"And your very flesh shall be a great poem." --Walt Whitman
Each sensation is a portal to eternity.
Our eyes, ears, nostrils and tongue are ancient spiritual practices bestowed at the Great Initiation, the moment of our birth.
Virescent wisp of just-unfolded fern dissolving on the retina; thrush song fading into forest silence of the inner ear; scent of bee-filled golden-chain laburnum; touch of rain-fragrant breeze; this very breath returning to caverns of blood; and the subtlest sacrament of all: a passing thought witnessed, un-grasped, vanishing into silent awareness.
In no other world are such profound practices entrusted to the spiritual seeker. The Great Initiation of human birth bestows on us the priestly garment of flesh, anoints us with the oil of pleasure and pain, and opens to us the temple of holy sensation, where we offer every perception back to its original radiance.

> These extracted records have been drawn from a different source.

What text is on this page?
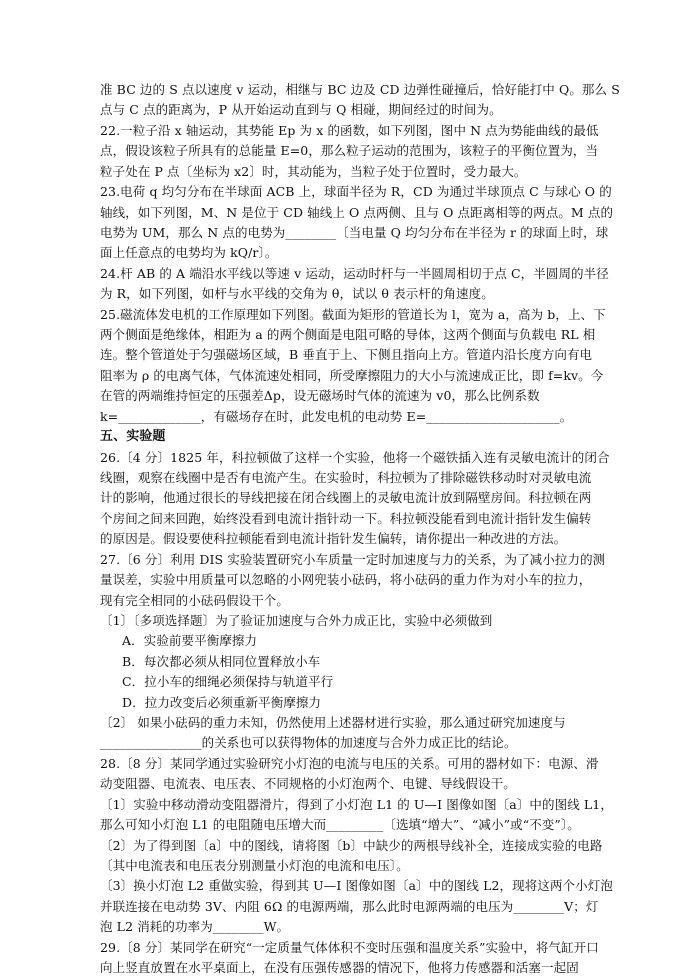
准 BC 边的 S 点以速度 v 运动，相继与 BC 边及 CD 边弹性碰撞后，恰好能打中 Q。那么 S
点与 C 点的距离为，P 从开始运动直到与 Q 相碰，期间经过的时间为。
22.一粒子沿 x 轴运动，其势能 Ep 为 x 的函数，如下列图，图中 N 点为势能曲线的最低
点，假设该粒子所具有的总能量 E=0，那么粒子运动的范围为，该粒子的平衡位置为，当
粒子处在 P 点〔坐标为 x2〕时，其动能为，当粒子处于位置时，受力最大。
23.电荷 q 均匀分布在半球面 ACB 上，球面半径为 R，CD 为通过半球顶点 C 与球心 O 的
轴线，如下列图，M、N 是位于 CD 轴线上 O 点两侧、且与 O 点距离相等的两点。M 点的
电势为 UM，那么 N 点的电势为________〔当电量 Q 均匀分布在半径为 r 的球面上时，球
面上任意点的电势均为 kQ/r〕。
24.杆 AB 的 A 端沿水平线以等速 v 运动，运动时杆与一半圆周相切于点 C，半圆周的半径
为 R，如下列图，如杆与水平线的交角为 θ，试以 θ 表示杆的角速度。
25.磁流体发电机的工作原理如下列图。截面为矩形的管道长为 l，宽为 a，高为 b，上、下
两个侧面是绝缘体，相距为 a 的两个侧面是电阻可略的导体，这两个侧面与负载电 RL 相
连。整个管道处于匀强磁场区域，B 垂直于上、下侧且指向上方。管道内沿长度方向有电
阻率为 ρ 的电离气体，气体流速处相同，所受摩擦阻力的大小与流速成正比，即 f=kv。今
在管的两端维持恒定的压强差Δp，设无磁场时气体的流速为 v0，那么比例系数
k=_____________，有磁场存在时，此发电机的电动势 E=_____________________。
五、实验题
26.〔4 分〕1825 年，科拉顿做了这样一个实验，他将一个磁铁插入连有灵敏电流计的闭合
线圈，观察在线圈中是否有电流产生。在实验时，科拉顿为了排除磁铁移动时对灵敏电流
计的影响，他通过很长的导线把接在闭合线圈上的灵敏电流计放到隔壁房间。科拉顿在两
个房间之间来回跑，始终没看到电流计指针动一下。科拉顿没能看到电流计指针发生偏转
的原因是。假设要使科拉顿能看到电流计指针发生偏转，请你提出一种改进的方法。
27.〔6 分〕利用 DIS 实验装置研究小车质量一定时加速度与力的关系，为了减小拉力的测
量误差，实验中用质量可以忽略的小网兜装小砝码，将小砝码的重力作为对小车的拉力，
现有完全相同的小砝码假设干个。
〔1〕〔多项选择题〕为了验证加速度与合外力成正比，实验中必须做到
A．实验前要平衡摩擦力
B．每次都必须从相同位置释放小车
C．拉小车的细绳必须保持与轨道平行
D．拉力改变后必须重新平衡摩擦力
〔2〕 如果小砝码的重力未知，仍然使用上述器材进行实验，那么通过研究加速度与
________________的关系也可以获得物体的加速度与合外力成正比的结论。
28.〔8 分〕某同学通过实验研究小灯泡的电流与电压的关系。可用的器材如下：电源、滑
动变阻器、电流表、电压表、不同规格的小灯泡两个、电键、导线假设干。
〔1〕实验中移动滑动变阻器滑片，得到了小灯泡 L1 的 U—I 图像如图〔a〕中的图线 L1，
那么可知小灯泡 L1 的电阻随电压增大而_________〔选填“增大”、“减小”或“不变”〕。
〔2〕为了得到图〔a〕中的图线，请将图〔b〕中缺少的两根导线补全，连接成实验的电路
〔其中电流表和电压表分别测量小灯泡的电流和电压〕。
〔3〕换小灯泡 L2 重做实验，得到其 U—I 图像如图〔a〕中的图线 L2，现将这两个小灯泡
并联连接在电动势 3V、内阻 6Ω 的电源两端，那么此时电源两端的电压为________V；灯
泡 L2 消耗的功率为________W。
29.〔8 分〕某同学在研究“一定质量气体体积不变时压强和温度关系”实验中，将气缸开口
向上竖直放置在水平桌面上，在没有压强传感器的情况下，他将力传感器和活塞一起固
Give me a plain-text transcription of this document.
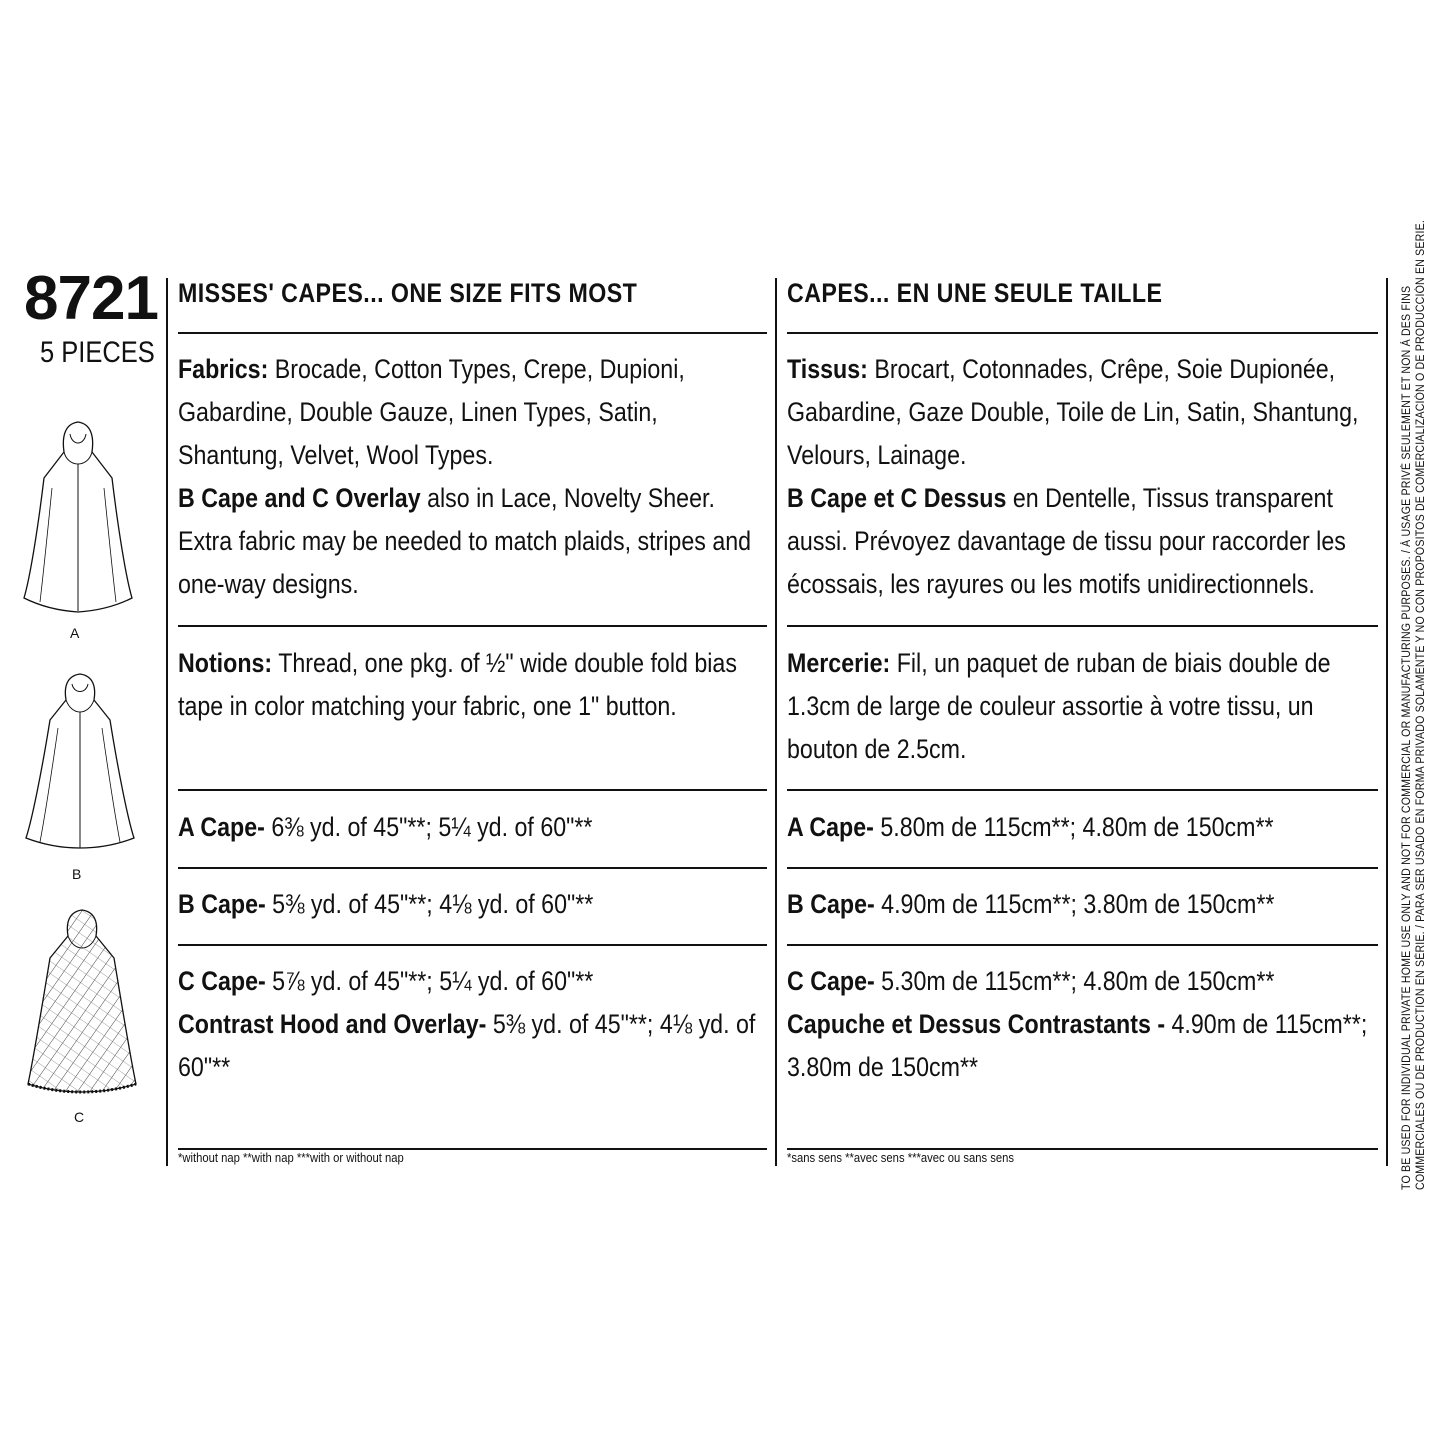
8721
5 PIECES
A
B
C
MISSES' CAPES... ONE SIZE FITS MOST
Fabrics: Brocade, Cotton Types, Crepe, Dupioni, Gabardine, Double Gauze, Linen Types, Satin, Shantung, Velvet, Wool Types.
B Cape and C Overlay also in Lace, Novelty Sheer. Extra fabric may be needed to match plaids, stripes and one-way designs.
Notions: Thread, one pkg. of ½" wide double fold bias tape in color matching your fabric, one 1" button.
A Cape- 6⅜ yd. of 45"**; 5¼ yd. of 60"**
B Cape- 5⅜ yd. of 45"**; 4⅛ yd. of 60"**
C Cape- 5⅞ yd. of 45"**; 5¼ yd. of 60"**
Contrast Hood and Overlay- 5⅜ yd. of 45"**; 4⅛ yd. of 60"**
*without nap **with nap ***with or without nap
CAPES... EN UNE SEULE TAILLE
Tissus: Brocart, Cotonnades, Crêpe, Soie Dupionée, Gabardine, Gaze Double, Toile de Lin, Satin, Shantung, Velours, Lainage.
B Cape et C Dessus en Dentelle, Tissus transparent aussi. Prévoyez davantage de tissu pour raccorder les écossais, les rayures ou les motifs unidirectionnels.
Mercerie: Fil, un paquet de ruban de biais double de 1.3cm de large de couleur assortie à votre tissu, un bouton de 2.5cm.
A Cape- 5.80m de 115cm**; 4.80m de 150cm**
B Cape- 4.90m de 115cm**; 3.80m de 150cm**
C Cape- 5.30m de 115cm**; 4.80m de 150cm**
Capuche et Dessus Contrastants - 4.90m de 115cm**; 3.80m de 150cm**
*sans sens **avec sens ***avec ou sans sens	TO BE USED FOR INDIVIDUAL PRIVATE HOME USE ONLY AND NOT FOR COMMERCIAL OR MANUFACTURING PURPOSES. / À USAGE PRIVÉ SEULEMENT ET NON À DES FINS COMMERCIALES OU DE PRODUCTION EN SÉRIE. / PARA SER USADO EN FORMA PRIVADO SOLAMENTE Y NO CON PROPÓSITOS DE COMERCIALIZACIÓN O DE PRODUCCIÓN EN SERIE.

How many celestial princedoms, arch-angelic hosts and inter-galactic powers await their moment of human blessing, when they too will take birth on this planet of roses and thorns, this vale of milk and tears, awakening awareness through the experience of opposites? We shall gain liberation from the flesh by the very flavor of it, "Taste and see that the Lord is good!" (Psalm 34)
Awareness cannot awaken in paradise, where poppy fields pour forth their bliss in one somnambulant continuum. Awareness is birthed in bewilderment, amid earthly contrasts, every moment a startle, a paradox, a contradiction of matter and spirit, breaking chains of judgment and expectation.
Therefor, at the sound of the mourning dove in a bell-glade of mist, I fall down and cry, "Sanctus!"